About five to ten minutes later, when I had proudly smsed a few concerned friends about the state of affairs, our man burst into the latest Punjabi hit songs. Full volume on, he was hell bent on entertaining most of Chandigarh. My face must have resembled Madhavan's in that scene in 3 idiots, where Kareena talks about Bush dropping Dhoklas on Iraq. We were going on the road housing the governors of Haryana and Punjab, heavily manned with men of the law, and our man had scant regard for them. As he stopped at the signal at Matka chowk (my hotel was very close to this place), I said a few prayers seeing him thump his head multiple times. He was getting more and more hammered and I suspected a part of him (the part that did not think Bhangra at 10 pm in a running auto was cool) was realizing this as well.

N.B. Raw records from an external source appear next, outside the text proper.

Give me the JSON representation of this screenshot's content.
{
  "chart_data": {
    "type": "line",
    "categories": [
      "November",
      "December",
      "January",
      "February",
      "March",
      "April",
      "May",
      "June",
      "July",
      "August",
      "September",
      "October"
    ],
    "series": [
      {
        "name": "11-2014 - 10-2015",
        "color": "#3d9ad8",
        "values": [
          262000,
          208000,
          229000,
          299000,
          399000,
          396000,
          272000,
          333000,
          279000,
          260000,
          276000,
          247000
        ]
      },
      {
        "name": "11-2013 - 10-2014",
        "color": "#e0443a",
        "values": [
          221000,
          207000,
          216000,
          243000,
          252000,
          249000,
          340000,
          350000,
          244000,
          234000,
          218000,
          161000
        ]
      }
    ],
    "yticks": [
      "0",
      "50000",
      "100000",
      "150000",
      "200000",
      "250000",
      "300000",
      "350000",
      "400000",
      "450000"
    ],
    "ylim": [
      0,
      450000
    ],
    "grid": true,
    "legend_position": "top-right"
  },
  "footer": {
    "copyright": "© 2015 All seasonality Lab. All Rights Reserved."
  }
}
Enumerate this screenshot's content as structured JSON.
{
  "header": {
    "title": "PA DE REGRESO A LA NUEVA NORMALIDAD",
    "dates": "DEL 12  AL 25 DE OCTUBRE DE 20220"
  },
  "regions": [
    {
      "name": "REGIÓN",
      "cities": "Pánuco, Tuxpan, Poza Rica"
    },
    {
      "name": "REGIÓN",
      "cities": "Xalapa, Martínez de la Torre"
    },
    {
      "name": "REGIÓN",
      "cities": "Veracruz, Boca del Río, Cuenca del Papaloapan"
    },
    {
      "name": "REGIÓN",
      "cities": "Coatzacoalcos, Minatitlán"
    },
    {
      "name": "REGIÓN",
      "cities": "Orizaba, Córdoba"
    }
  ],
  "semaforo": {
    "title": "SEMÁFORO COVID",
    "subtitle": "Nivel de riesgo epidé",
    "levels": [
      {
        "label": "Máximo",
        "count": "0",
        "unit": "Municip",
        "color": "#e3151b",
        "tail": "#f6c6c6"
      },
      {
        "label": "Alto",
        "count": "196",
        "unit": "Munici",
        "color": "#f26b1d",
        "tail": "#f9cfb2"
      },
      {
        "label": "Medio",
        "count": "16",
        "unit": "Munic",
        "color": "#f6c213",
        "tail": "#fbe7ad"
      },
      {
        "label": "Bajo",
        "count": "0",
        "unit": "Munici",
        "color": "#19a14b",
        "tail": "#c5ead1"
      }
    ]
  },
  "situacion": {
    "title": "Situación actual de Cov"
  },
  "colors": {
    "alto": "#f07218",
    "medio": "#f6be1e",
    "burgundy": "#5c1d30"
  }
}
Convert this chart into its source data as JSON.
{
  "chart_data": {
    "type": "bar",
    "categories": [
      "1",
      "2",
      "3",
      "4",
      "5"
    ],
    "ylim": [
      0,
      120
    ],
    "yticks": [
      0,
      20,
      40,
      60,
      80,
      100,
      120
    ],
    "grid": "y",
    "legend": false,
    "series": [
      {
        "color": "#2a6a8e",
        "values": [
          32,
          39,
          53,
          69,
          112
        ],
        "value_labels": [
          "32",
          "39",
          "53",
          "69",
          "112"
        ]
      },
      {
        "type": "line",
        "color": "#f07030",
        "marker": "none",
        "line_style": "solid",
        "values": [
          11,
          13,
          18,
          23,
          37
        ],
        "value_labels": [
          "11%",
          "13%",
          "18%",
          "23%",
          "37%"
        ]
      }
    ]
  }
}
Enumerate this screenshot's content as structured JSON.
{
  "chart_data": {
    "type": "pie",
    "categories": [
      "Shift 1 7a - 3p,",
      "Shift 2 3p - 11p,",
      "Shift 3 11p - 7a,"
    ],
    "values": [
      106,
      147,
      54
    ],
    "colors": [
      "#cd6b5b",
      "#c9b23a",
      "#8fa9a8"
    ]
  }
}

As he revved up outside the Taj Chandigarh, I got down and messaged my worried friends as the guy gave me my change. He was struggling to even put his purse back where it was. Thoda khyaal rakhiyo, paaji, I said in genuine Punjabi concern. Funny how a place can get to your tongue. He nodded his head, shook my hand and said - My name (sic) Baljit Singh....wise person. Aapko theek se le aaya - apne aap ko dekh loonga.

I only wish I had taken photographs of the dude or his auto. It was the ride of a lifetime.

Saturday, January 30, 2010

Life calling

After all the applause surrounding Mr. Hirani and the rest of the idiots has died down, I want to raise a hopefully pertinent question that has plagued me since my purse got lighter by a cool four hundred bucks. I've always wanted to ask this to the numerous supporters of the "live life on your own terms" brigade - what do you mean?

For one, life is an experiment, really. You do not go through life calculating every step of the way. What was that poem on the school notice board that told us many things that life was and what needed to be done with it? Knowing your calling and being able to execute it in a planned and rhythmic fashion is not just improbable, it is plain boring. People walk through life - sometimes things go right, sometimes they don't. That should not mean that it's a crime to make mistakes, screw up, feel the heat. Taking the wrong turn is also quite a big part of life.

When Mr. Jobs talked about the dots connecting backward, what we probably need to remember is that there need to be dots to connect. That brings me to fallacy number two - if I sat all day thinking about the philosophical question - "What should I be doing in life?" I'd remain where I was - I wouldn't change at all. Worse, I'm losing valuable time when I could have tried out things inspired by my tendencies. At least I would know if I sucked at something even though I had a fantasy for it.

Three, a man's got to be practical. Sometimes, doing what interests you is not what is in the best interest of the people surrounding you. That need not mean just one's family. Following a dream many times means taking a risk - it is defined by the thin line between a hobby and a career. I also believe this gets complicated by the fact that most people aren't interested in what they are good at and vice versa. While it's what you are good at that gets you two square meals a day.

That said, losing oneself in one's limited world of practicality is probably uncalled for. Dreams are to be pursued, passions are to be stoked. No question about that. Only you can't start pursuing your calling at the press of a button.

PS: I wrote this because I talked to a lot of people about what's important for them and why they aren't doing what they claim interests them most. Most people, including myself, gave answers that were attributable to one of the above. It sounded very confusing because when I was studying, I came across a number of people who criticized being very conventional, "taking pressure", not living life to the fullest, etc. But when it comes to the real game, apparently life takes a U-turn. Do let me know what you think.